What does the Heritage Foundation have to say about saving Social Security:Study released May 10, 2011 (Part 1)

What is the future of Social Security and Medicare?

 Congresswoman Virginia Foxx talks with Alison Fraser of the Heritage Foundation about the state of Social Security and Medicare.

“Saving the American Dream: The Heritage Plan to Fix the Debt, Cut Spending, and Restore Prosperity,” Heritage Foundation, May 10, 2011 by  Stuart Butler, Ph.D. , Alison Acosta Fraser and William Beach is one of the finest papers I have ever read. Over the next few days I will post portions of this paper, but I will start off with the section on Social Security. I am also going to give attention to the thoughts of Milton Friedman on the subject too. Here is the first portion:

Saving the American Dream is The Heritage Foundation’s plan to fix the debt, cut spending and, above all, restore prosperity. It balances the nation’s budget within a decade—and keeps it balanced. It reduces the debt and cuts government in half. It eliminates government-mandated health care and fully funds our national defense. It squarely confronts Social Security, Medicare, and Medicaid, the three so-called entitlement programs, which together account for 43 percent of federal spending today.

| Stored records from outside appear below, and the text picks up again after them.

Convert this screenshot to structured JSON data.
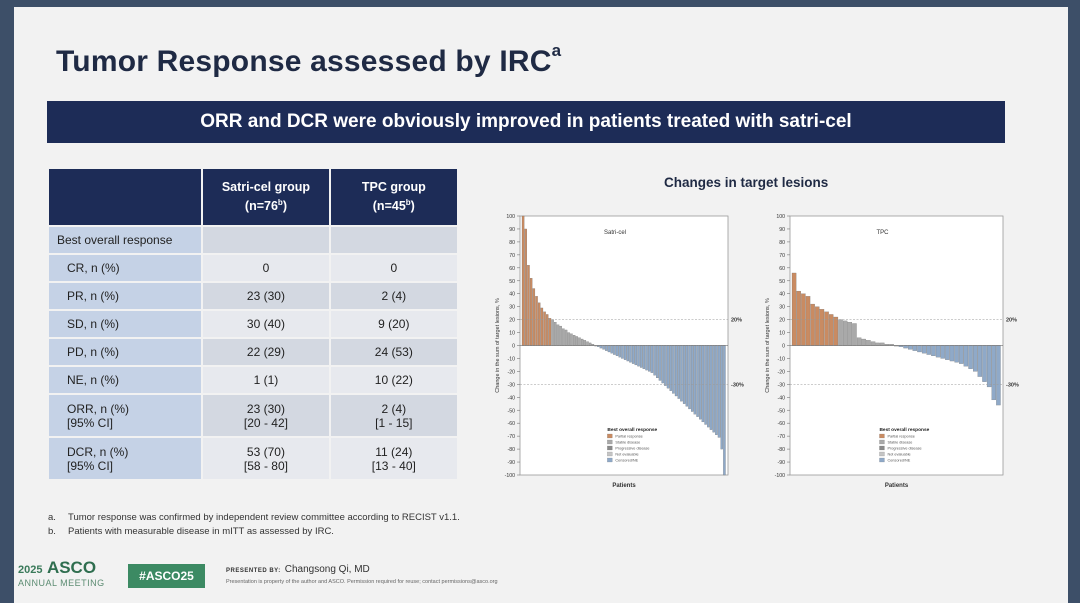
{
  "slide": {
    "title": "Tumor Response assessed by IRC",
    "title_sup": "a",
    "banner": "ORR and DCR were obviously improved in patients treated with satri-cel"
  },
  "table": {
    "header": {
      "col1_line1": "Satri-cel group",
      "col1_line2_pre": "(n=76",
      "col1_sup": "b",
      "col1_line2_post": ")",
      "col2_line1": "TPC group",
      "col2_line2_pre": "(n=45",
      "col2_sup": "b",
      "col2_line2_post": ")"
    },
    "section_label": "Best overall response",
    "rows": [
      {
        "label": "CR, n (%)",
        "satri": "0",
        "tpc": "0"
      },
      {
        "label": "PR, n (%)",
        "satri": "23 (30)",
        "tpc": "2 (4)"
      },
      {
        "label": "SD, n (%)",
        "satri": "30 (40)",
        "tpc": "9 (20)"
      },
      {
        "label": "PD, n (%)",
        "satri": "22 (29)",
        "tpc": "24 (53)"
      },
      {
        "label": "NE, n (%)",
        "satri": "1 (1)",
        "tpc": "10 (22)"
      }
    ],
    "tall_rows": [
      {
        "label1": "ORR, n (%)",
        "label2": "[95% CI]",
        "satri1": "23 (30)",
        "satri2": "[20 - 42]",
        "tpc1": "2 (4)",
        "tpc2": "[1 - 15]"
      },
      {
        "label1": "DCR, n (%)",
        "label2": "[95% CI]",
        "satri1": "53 (70)",
        "satri2": "[58 - 80]",
        "tpc1": "11 (24)",
        "tpc2": "[13 - 40]"
      }
    ]
  },
  "footnotes": {
    "a_key": "a.",
    "a_text": "Tumor response was confirmed by independent review committee according to RECIST v1.1.",
    "b_key": "b.",
    "b_text": "Patients with measurable disease in mITT as assessed by IRC."
  },
  "branding": {
    "year": "2025",
    "org": "ASCO",
    "meeting": "ANNUAL MEETING",
    "hashtag": "#ASCO25",
    "presented_by_label": "PRESENTED BY:",
    "presenter": "Changsong Qi, MD",
    "disclaimer": "Presentation is property of the author and ASCO. Permission required for reuse; contact permissions@asco.org"
  },
  "chart_section_title": "Changes in target lesions",
  "colors": {
    "navy": "#1d2c57",
    "increase": "#c98b62",
    "decrease": "#8fa9c8",
    "asco_green": "#3c8a63"
  },
  "chart_data": [
    {
      "type": "bar",
      "panel_label": "Satri-cel",
      "title": "Changes in target lesions",
      "xlabel": "Patients",
      "ylabel": "Change in the sum of target lesions, %",
      "ylim": [
        -100,
        100
      ],
      "yticks": [
        100,
        90,
        80,
        70,
        60,
        50,
        40,
        30,
        20,
        10,
        0,
        -10,
        -20,
        -30,
        -40,
        -50,
        -60,
        -70,
        -80,
        -90,
        -100
      ],
      "reference_lines": [
        20,
        -30
      ],
      "reference_labels": [
        "20%",
        "-30%"
      ],
      "legend_title": "Best overall response",
      "legend_items": [
        "Partial response",
        "Stable disease",
        "Progressive disease",
        "Not evaluable",
        "Censored/NE"
      ],
      "values": [
        100,
        90,
        62,
        52,
        44,
        38,
        33,
        29,
        26,
        24,
        21,
        20,
        18,
        16,
        15,
        13,
        12,
        10,
        9,
        8,
        7,
        6,
        5,
        4,
        3,
        2,
        1,
        0,
        -1,
        -2,
        -3,
        -4,
        -5,
        -6,
        -7,
        -8,
        -9,
        -10,
        -11,
        -12,
        -13,
        -14,
        -15,
        -16,
        -17,
        -18,
        -19,
        -20,
        -21,
        -23,
        -25,
        -27,
        -29,
        -31,
        -33,
        -35,
        -37,
        -39,
        -41,
        -43,
        -45,
        -47,
        -49,
        -51,
        -53,
        -55,
        -57,
        -59,
        -61,
        -63,
        -65,
        -67,
        -69,
        -71,
        -80,
        -100
      ]
    },
    {
      "type": "bar",
      "panel_label": "TPC",
      "xlabel": "Patients",
      "ylabel": "Change in the sum of target lesions, %",
      "ylim": [
        -100,
        100
      ],
      "yticks": [
        100,
        90,
        80,
        70,
        60,
        50,
        40,
        30,
        20,
        10,
        0,
        -10,
        -20,
        -30,
        -40,
        -50,
        -60,
        -70,
        -80,
        -90,
        -100
      ],
      "reference_lines": [
        20,
        -30
      ],
      "reference_labels": [
        "20%",
        "-30%"
      ],
      "legend_title": "Best overall response",
      "legend_items": [
        "Partial response",
        "Stable disease",
        "Progressive disease",
        "Not evaluable",
        "Censored/NE"
      ],
      "values": [
        56,
        42,
        40,
        38,
        32,
        30,
        28,
        26,
        24,
        22,
        20,
        19,
        18,
        17,
        6,
        5,
        4,
        3,
        2,
        2,
        1,
        1,
        0,
        -1,
        -2,
        -3,
        -4,
        -5,
        -6,
        -7,
        -8,
        -9,
        -10,
        -11,
        -12,
        -13,
        -14,
        -16,
        -18,
        -20,
        -24,
        -28,
        -32,
        -42,
        -46
      ]
    }
  ]
}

To encourage Americans to become more fiscally responsible, the Heritage plan redesigns our entire tax system into an expenditure tax that will have a single, flat rate. This is a structure that will promote savings, therefore benefiting individual Americans, our body politic, and the economy.

At the end of the day our plan, while economic in nature, has a higher moral purpose. If entitlements are not reformed, the next generation and future ones will have to pay punitive tax rates that will end liberty as we have known it. Our proposal, which was funded by a grant initiative set up by the Peter G. Peterson Foundation, aims to preserve America’s promise bequeathed to us by past generations.

Social Security

Summary

Social Security is the largest single federal program, paying out about $700 billion per year to some 60 million Americans. It is a major source of retirement income for millions of Americans. Yet Social Security went into the red in 2010, paying out more in benefits than people paid in as payroll taxes. The Congressional Budget Office says that these deficits will continue for at least the next 75 years and probably indefinitely.